Two brothers and their mother have opened the first independent and black-owned cannabis dispensary in Chicago. The company was established by Matthew Brewer along with his brother, Chuck, and their 74-year-old mother, Dianne Brewer.
“We don’t have a relationship or get support or have an arrangement with one of the large, publicly-owned cannabis companies,” Matthew said.
The firm, called Grasshopper Club, operates in the 2500-block of North Milwaukee Avenue. According to Block Club Chicago, Matthew, a commercial litigation attorney, oversees the business, while his brother, Chuck, runs the daily operations, and their mother, Dianne, handles the accounting.
“I’m working on the accounting aspects of this business,” Dianne Brewer said. On his part, Chuck Brewer said, “I’m totally excited. I retired 12 years ago and here I am working again.” “For me to be doing this legally with my brother and my mother, it’s priceless.”
Chuck has a history of cannabis; as a young man growing up, he was arrested for marijuana possession a couple of times. Since then, he has evolved to become a cannabis dispensary owner, and the journey did not come easy.
The quest to establish the business began in 2019 when Gov. JB Pritzker signed an equity-centric law to legalize adult-use cannabis in Illinois. In a statement, the governor noted that the law “promotes equity and invests in the communities that suffered through the war on drugs, serving as a model for the legalization and decriminalization of cannabis.”
“As the first state in the nation to fully legalize adult-use cannabis through the legislative process, Illinois exemplifies the best of democracy: a bipartisan and deep commitment to better the lives of all of our people,” said Gov. JB Pritzker.
“Legalizing adult-use cannabis brings an important and overdue change to our state, and it’s the right thing to do. This legislation will clear the cannabis-related records of nonviolent offenders through an efficient combination of automatic expungement, gubernatorial pardon, and individual court action. I’m so proud that our state is leading with equity and justice in its approach to cannabis legalization and its regulatory framework. Because of the work of the people here today and so many more all across our state, Illinois is moving forward with empathy and hope.”

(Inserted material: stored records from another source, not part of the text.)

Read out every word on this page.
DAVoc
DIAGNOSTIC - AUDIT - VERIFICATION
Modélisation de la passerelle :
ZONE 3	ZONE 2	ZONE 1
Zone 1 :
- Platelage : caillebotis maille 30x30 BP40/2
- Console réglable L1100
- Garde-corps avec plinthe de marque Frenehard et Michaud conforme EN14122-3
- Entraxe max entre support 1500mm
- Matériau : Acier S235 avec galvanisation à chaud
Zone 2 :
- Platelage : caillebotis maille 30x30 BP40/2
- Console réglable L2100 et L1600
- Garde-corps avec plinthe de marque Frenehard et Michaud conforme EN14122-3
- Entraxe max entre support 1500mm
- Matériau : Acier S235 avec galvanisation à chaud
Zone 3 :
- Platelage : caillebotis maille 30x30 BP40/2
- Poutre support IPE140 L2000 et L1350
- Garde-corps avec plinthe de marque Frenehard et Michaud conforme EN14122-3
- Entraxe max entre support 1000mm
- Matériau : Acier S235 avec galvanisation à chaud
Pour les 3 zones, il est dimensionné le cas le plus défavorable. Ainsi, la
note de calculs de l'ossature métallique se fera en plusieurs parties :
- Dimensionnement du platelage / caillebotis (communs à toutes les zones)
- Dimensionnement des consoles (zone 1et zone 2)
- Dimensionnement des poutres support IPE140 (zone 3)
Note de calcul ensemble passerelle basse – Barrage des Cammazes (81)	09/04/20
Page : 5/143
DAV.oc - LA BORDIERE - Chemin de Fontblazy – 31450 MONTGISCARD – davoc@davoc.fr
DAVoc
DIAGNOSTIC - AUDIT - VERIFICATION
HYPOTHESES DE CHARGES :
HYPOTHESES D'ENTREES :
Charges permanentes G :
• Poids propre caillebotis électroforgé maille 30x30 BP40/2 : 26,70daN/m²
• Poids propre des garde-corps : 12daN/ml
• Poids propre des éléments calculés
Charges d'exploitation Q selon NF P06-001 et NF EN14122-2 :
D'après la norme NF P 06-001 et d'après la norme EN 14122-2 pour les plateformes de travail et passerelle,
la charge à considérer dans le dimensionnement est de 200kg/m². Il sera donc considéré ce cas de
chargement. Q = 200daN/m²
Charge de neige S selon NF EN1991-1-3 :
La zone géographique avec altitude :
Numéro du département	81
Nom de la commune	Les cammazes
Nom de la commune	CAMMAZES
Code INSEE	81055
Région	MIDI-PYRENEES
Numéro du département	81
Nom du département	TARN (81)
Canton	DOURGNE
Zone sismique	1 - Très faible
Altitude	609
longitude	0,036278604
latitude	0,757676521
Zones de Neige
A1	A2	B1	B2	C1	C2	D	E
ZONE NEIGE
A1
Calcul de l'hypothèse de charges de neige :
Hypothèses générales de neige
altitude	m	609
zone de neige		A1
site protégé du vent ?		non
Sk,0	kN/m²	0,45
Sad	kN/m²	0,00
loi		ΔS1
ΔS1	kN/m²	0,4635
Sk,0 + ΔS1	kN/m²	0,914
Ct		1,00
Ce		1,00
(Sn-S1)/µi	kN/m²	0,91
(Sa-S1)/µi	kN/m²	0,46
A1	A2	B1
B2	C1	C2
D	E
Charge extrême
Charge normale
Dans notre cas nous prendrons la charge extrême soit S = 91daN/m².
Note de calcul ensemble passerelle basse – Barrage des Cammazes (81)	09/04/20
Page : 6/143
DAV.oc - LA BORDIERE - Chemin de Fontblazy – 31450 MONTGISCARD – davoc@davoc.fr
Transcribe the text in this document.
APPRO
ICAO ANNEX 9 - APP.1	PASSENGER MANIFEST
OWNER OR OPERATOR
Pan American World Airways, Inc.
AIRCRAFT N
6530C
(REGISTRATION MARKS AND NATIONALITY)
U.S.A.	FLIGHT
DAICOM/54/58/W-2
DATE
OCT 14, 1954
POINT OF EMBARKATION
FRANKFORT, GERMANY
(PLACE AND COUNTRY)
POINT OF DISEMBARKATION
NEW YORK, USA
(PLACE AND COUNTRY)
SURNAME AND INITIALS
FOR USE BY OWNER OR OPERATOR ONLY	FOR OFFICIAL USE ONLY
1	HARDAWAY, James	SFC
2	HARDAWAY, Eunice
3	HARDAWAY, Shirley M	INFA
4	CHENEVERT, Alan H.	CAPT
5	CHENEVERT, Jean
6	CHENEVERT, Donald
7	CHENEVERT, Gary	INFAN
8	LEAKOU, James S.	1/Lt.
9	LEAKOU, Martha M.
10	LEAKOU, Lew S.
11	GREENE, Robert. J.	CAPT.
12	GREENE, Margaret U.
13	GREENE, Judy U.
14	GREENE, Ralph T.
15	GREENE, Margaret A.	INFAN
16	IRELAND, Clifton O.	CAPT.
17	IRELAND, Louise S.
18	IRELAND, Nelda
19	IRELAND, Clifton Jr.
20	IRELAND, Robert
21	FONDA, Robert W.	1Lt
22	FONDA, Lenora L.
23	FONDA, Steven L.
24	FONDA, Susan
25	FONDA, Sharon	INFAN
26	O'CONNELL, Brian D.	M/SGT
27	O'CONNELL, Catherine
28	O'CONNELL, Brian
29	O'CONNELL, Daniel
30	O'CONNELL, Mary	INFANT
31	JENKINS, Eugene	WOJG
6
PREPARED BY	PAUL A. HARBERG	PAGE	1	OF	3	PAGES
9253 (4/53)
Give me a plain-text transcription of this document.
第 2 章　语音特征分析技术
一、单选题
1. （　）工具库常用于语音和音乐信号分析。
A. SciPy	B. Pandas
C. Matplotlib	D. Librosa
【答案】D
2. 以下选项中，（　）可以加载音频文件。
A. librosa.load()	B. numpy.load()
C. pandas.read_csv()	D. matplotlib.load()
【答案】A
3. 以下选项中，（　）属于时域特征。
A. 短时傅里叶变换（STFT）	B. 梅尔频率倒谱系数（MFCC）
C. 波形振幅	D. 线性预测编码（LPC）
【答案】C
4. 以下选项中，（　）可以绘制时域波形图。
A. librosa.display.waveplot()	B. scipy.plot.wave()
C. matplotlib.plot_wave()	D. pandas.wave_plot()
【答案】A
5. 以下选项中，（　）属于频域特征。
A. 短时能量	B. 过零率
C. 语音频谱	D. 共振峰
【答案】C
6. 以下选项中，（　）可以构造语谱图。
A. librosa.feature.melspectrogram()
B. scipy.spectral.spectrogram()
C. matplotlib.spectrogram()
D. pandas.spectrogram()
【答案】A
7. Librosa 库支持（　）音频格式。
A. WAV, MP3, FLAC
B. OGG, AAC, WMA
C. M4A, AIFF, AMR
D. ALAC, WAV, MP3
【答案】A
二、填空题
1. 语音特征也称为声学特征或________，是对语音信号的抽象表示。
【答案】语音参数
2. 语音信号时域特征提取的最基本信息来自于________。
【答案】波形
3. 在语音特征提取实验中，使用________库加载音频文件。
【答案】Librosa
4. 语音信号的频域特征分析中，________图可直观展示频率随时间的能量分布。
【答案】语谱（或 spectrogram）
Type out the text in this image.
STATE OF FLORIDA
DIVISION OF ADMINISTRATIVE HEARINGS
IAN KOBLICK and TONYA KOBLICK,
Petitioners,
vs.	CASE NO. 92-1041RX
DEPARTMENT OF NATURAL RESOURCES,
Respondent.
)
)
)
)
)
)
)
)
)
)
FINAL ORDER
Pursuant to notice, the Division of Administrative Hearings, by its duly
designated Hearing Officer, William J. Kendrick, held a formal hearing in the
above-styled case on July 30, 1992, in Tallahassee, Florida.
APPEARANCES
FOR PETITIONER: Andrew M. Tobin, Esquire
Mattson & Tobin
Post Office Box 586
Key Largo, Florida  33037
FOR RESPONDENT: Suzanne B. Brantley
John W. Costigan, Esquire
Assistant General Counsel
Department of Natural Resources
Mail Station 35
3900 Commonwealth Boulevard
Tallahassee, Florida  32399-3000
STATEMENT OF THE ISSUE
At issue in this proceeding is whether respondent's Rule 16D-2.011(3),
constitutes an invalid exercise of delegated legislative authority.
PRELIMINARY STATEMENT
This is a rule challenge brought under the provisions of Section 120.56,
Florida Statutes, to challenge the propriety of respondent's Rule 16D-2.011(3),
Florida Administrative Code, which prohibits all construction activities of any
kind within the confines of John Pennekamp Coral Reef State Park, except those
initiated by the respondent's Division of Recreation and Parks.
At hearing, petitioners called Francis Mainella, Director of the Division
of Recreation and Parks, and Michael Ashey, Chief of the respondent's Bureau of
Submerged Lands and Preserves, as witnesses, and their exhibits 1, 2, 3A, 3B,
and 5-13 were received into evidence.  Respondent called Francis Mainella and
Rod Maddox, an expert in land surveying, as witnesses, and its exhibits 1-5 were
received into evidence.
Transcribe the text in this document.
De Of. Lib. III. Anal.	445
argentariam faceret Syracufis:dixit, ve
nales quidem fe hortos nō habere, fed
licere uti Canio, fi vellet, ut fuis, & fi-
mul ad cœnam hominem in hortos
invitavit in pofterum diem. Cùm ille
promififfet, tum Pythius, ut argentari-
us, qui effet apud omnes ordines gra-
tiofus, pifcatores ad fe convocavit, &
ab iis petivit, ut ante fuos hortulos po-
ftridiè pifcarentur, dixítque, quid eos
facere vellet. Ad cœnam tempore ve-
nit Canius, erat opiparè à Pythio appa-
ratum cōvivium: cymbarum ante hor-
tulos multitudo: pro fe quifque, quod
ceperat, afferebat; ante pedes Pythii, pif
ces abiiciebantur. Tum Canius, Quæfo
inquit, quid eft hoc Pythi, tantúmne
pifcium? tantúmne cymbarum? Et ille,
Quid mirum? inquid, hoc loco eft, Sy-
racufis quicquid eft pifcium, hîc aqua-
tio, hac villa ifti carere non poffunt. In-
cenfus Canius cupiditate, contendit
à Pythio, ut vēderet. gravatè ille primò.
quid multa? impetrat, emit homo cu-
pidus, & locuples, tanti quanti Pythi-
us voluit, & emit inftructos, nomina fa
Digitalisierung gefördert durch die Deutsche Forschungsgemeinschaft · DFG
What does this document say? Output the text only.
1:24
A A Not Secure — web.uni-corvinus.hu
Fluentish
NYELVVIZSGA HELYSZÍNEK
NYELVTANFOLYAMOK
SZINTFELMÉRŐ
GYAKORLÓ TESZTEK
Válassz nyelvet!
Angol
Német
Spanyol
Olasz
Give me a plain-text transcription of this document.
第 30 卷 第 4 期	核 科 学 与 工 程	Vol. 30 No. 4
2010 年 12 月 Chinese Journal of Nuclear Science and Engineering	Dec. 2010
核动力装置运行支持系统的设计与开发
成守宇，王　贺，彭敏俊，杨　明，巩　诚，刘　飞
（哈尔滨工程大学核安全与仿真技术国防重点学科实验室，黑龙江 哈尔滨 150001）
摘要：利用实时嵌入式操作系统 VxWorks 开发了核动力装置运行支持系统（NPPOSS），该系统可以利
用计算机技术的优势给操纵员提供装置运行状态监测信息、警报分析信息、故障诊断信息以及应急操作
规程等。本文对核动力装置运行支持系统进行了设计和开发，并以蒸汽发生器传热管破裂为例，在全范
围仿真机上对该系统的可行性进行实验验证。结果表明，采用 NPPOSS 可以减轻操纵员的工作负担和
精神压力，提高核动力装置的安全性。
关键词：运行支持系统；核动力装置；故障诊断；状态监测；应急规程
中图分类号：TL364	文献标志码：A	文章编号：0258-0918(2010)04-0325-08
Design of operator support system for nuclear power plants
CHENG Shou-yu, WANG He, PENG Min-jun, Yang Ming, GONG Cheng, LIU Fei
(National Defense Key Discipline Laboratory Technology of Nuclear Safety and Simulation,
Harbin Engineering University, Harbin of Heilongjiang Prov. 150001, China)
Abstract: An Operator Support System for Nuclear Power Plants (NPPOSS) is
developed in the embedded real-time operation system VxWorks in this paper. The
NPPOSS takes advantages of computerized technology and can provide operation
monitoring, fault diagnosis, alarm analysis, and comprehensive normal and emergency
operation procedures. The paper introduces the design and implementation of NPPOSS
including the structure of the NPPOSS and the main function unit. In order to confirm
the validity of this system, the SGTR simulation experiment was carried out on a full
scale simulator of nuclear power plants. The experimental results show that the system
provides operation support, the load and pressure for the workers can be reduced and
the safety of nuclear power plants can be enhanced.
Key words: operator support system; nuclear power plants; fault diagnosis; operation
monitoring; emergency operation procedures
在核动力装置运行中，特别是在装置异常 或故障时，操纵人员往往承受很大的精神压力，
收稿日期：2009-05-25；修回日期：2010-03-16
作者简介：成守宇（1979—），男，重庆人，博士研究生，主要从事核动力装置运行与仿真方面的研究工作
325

Giving ownership opportunities to minorities disproportionately affected by illegal use was a big part of Illinois’ law to legalize cannabis.
“They call it social equity, but you’ve got to have the money to be able to open and many African Americans don’t have that money,” Dianne said.
Today, the Brewer family is focused on supporting other African Americans to open more independent dispensaries.